Olivia menatap satu persatu sahabatnya.
“Kita nggak bisa keluar sekarang, diluar sana gelap dan nggak ada pilihan lain selain tetep di rumah ini, demi keselamatan bersama juga.”
"Gimana kalo kita semua disatu ruangan aja? Biar makin aman." saran Jessie.
"Betul, gue setuju, lagipula masih belum tau pasti hukuman apa yang akan dikasih." imbuh Kinar.
Olivia menatap sekeliling sejenak.
"Kita didalem kamar itu aja." usulnya menunjuk pintu kamar yang berada dekat ruang tamu.
"Btw omongan nenek Buyung yang nyuruh kita fokus buat berhasil dan cari jalan keluar, menurut kalian itu sebuah wejangan nggak sih?" tanya Rifael.
"Bisa jadi." respon Olivia.
"Tapi setau gue kalo roh manusia yang udah meninggal ada kemungkinan bisa nyampur sama roh yang jahat." sahut Davin.
"Berarti roh nenek Buyung yang asli itu masih ada ya? Karena sebelum sikapnya berubah dingin, dia mau ngajak kita numpang di rumahnya buat istirahat dan makan, udah gitu sikapnya ramah pula." imbuh Jessie.
"Iya mungkin bener masih ada dan nggak tau kenapa gue ada firasat kalo nenek Buyung itu sebenernya orang baik." ujar Kinar.
"Sama gue juga ngerasa gitu." Olivia mengangguk, dan disetujui oleh yang lain juga.
Kinar kembali membuka Unknown Book, melihat satu persatu lembar.
“Guys, liat ini.”
Semua pun segera merapat.
Terdapat sketsa yang menunjukkan rumah yang diberi lingkaran merah dan terdapat kalimat bertuliskan 'MEREKA DATANG!'.

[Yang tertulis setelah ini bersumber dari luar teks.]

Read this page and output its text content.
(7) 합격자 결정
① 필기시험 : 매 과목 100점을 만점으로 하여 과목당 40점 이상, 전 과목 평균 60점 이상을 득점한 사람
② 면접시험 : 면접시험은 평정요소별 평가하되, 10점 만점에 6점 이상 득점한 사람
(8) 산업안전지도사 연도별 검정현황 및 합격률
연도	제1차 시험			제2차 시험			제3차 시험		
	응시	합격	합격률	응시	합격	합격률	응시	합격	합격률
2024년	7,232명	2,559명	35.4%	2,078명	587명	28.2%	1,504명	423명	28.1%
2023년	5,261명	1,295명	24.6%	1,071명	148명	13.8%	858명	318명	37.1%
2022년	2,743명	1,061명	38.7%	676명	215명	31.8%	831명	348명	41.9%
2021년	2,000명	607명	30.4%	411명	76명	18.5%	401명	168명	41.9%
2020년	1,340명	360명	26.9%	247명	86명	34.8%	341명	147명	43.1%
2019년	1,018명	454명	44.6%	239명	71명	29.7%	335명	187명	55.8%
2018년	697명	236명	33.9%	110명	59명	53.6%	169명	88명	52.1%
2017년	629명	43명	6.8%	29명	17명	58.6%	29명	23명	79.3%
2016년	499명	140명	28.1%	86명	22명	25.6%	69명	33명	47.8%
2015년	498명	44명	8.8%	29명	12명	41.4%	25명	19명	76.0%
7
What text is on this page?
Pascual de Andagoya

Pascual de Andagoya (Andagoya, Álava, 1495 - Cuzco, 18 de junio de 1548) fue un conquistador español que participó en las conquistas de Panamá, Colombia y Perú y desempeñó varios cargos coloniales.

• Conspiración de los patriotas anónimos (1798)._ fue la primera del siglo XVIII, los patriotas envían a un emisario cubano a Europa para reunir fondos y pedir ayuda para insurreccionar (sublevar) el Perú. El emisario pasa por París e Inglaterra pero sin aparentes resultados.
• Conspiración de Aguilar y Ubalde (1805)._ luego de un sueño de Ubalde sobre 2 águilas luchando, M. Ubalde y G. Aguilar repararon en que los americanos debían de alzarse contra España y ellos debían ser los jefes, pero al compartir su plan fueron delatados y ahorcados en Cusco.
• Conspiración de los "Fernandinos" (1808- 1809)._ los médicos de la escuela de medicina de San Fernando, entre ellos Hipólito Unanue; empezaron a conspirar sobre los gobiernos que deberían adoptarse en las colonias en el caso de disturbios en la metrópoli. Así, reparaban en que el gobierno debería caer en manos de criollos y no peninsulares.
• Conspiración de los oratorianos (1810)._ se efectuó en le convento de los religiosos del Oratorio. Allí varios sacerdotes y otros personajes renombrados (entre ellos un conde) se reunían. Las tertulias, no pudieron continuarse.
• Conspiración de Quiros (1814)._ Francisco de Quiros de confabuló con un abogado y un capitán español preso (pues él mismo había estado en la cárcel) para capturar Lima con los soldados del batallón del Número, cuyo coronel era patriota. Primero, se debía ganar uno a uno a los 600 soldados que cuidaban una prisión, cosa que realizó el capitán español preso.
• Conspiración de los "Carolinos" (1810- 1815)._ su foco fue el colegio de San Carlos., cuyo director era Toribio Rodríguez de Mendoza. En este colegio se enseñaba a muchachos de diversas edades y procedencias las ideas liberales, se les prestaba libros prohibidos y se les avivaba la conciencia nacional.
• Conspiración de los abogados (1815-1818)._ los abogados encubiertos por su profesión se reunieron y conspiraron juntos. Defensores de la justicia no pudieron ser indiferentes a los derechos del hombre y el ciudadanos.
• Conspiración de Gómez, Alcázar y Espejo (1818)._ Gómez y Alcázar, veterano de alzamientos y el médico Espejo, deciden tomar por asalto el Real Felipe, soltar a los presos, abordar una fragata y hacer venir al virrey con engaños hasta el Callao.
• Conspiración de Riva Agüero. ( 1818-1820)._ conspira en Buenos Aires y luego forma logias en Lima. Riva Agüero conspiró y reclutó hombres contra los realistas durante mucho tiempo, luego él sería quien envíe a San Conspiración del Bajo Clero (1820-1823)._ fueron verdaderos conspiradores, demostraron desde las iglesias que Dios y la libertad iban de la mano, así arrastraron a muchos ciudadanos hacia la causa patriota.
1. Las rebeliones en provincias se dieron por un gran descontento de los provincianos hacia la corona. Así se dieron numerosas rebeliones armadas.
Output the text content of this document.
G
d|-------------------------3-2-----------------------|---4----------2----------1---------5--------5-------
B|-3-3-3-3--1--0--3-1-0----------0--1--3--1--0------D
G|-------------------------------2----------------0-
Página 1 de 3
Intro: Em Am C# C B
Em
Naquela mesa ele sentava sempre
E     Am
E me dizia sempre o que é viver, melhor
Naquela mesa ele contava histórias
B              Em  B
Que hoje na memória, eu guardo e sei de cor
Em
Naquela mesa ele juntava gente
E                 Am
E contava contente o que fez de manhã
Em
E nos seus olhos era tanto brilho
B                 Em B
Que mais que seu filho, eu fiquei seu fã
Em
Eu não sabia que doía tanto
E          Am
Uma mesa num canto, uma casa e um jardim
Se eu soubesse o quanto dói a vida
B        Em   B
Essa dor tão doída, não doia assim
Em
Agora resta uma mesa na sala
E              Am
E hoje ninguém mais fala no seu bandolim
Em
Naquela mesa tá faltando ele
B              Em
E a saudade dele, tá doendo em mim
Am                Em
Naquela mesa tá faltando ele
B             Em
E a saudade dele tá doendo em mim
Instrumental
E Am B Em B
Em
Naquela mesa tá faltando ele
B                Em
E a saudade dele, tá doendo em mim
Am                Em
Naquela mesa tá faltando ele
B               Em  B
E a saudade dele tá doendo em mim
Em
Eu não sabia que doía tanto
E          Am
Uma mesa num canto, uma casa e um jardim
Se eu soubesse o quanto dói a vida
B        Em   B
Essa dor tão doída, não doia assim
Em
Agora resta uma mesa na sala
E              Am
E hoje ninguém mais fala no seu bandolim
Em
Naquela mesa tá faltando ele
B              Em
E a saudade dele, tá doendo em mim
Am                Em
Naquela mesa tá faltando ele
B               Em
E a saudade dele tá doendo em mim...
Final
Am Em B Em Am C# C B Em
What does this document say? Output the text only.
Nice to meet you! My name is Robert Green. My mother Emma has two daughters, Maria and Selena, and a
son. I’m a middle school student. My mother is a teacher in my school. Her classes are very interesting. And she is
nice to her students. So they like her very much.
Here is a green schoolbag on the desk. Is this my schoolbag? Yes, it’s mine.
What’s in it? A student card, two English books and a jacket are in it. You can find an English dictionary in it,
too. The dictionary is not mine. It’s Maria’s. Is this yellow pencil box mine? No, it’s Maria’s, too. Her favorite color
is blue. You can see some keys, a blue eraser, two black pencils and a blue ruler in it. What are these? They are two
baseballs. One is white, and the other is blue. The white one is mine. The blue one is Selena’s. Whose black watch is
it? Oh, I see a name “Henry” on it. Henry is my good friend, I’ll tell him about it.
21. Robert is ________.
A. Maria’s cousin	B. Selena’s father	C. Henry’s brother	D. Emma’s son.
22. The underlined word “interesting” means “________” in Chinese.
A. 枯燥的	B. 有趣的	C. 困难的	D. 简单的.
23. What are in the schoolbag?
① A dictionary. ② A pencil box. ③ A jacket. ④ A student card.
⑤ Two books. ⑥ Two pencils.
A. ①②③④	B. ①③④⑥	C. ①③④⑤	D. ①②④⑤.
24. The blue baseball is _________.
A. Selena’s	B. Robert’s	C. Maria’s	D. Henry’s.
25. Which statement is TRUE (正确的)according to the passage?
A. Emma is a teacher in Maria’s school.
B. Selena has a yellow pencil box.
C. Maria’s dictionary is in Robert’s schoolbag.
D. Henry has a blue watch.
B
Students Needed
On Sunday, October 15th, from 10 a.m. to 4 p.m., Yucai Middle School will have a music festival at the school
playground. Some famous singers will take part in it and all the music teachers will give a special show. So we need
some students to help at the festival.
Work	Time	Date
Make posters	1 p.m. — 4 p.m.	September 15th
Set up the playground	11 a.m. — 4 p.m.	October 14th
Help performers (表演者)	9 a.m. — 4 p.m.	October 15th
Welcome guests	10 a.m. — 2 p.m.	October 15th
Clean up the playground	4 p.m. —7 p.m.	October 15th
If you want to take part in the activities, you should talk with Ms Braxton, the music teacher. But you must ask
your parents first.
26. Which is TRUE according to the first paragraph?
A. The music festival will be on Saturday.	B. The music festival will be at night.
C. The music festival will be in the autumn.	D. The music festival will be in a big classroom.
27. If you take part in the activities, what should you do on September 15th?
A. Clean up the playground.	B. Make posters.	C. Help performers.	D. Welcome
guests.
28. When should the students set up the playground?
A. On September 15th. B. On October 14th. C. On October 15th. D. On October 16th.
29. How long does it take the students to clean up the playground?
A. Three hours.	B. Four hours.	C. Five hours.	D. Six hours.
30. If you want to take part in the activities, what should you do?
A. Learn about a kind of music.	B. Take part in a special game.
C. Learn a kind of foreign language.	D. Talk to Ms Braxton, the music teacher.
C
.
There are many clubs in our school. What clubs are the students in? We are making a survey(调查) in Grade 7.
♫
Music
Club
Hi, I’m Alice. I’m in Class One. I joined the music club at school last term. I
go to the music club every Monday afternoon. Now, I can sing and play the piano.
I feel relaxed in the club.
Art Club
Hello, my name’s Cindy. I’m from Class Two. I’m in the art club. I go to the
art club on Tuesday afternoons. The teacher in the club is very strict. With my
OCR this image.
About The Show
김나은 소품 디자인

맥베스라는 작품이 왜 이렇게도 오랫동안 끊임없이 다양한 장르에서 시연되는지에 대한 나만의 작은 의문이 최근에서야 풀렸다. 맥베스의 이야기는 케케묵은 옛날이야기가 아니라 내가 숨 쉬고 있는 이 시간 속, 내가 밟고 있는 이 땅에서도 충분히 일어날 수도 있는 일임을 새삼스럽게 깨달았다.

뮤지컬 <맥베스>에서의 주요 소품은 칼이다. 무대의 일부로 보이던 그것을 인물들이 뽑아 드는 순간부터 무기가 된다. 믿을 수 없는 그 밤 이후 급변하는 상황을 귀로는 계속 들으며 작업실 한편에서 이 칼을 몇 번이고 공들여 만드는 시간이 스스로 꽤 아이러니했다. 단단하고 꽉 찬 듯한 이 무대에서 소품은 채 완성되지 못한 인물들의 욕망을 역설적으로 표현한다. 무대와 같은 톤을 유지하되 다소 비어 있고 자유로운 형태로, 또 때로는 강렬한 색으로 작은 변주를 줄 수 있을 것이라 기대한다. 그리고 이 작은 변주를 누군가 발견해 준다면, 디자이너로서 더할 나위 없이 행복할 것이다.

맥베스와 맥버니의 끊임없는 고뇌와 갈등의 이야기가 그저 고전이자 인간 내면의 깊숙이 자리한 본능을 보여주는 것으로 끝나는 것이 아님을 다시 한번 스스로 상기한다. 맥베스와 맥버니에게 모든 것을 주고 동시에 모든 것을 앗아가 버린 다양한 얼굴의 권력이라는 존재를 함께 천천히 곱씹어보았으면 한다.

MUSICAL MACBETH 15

Semua terperanjat, ketika mendengar suara ketukan dari arah luar rumah. Bukannya menghilang, suara tersebut malah bertambah banyak hingga berubah menjadi gedoran kencang.
"Gila!" kagetnya.
Kinar, Jessie, Olivia, Nara segera menghampiri Rifael.
"Kenapa? Ada apa diluar sana?" tanya Jessie.
"Banyak hantu diluar! Serem-serem banget!" jawab Rifael.
Kinar terbelalak, “Pintu belakang!”
Nara berlari menyusul Kinar yang berlalu pergi.
Sesampainya di dapur tepat dimana pintu belakang berada, Kinar sontak dibuat tercengang. Sosok pocong berwajah hitam berlumur darah sedang menjedotkan kepala ke pintu.
Secepat mungkin Kinar menutup pintu, lalu dikunci oleh Nara. Beruntunglah belum terbuka lebar sehingga masih sempat ditangani.
Kinar dan Nara berusaha mengatur napas dan menetralisir rasa paniknya.
"Lo liat mukanya tadi?" tanya Nara. “Sekilas dan gue langsung tutup mata, serem banget Ra!”
Meskipun telah berhasil terkunci, suara jedotan dari pocong tersebut masih terdengar.
-----
Karena tidak ada kunci yang tersedia, Davin dan Rifael menutup pintu kamar menggunakan kursi dan ditumpuk oleh laci kecil. Akibatnya debu-debu berterbangan, membuat keduanya menutup hidung dan mulut sambil mengibaskan tangan.
Semua tersentak kaget, ketika melihat jendela kamar yang digedor oleh hantu-hantu usil.
“Kalo misalnya kita ketangkep sama hantu-hantu itu, nggak kebayang deh nasibnya bakal gimana.”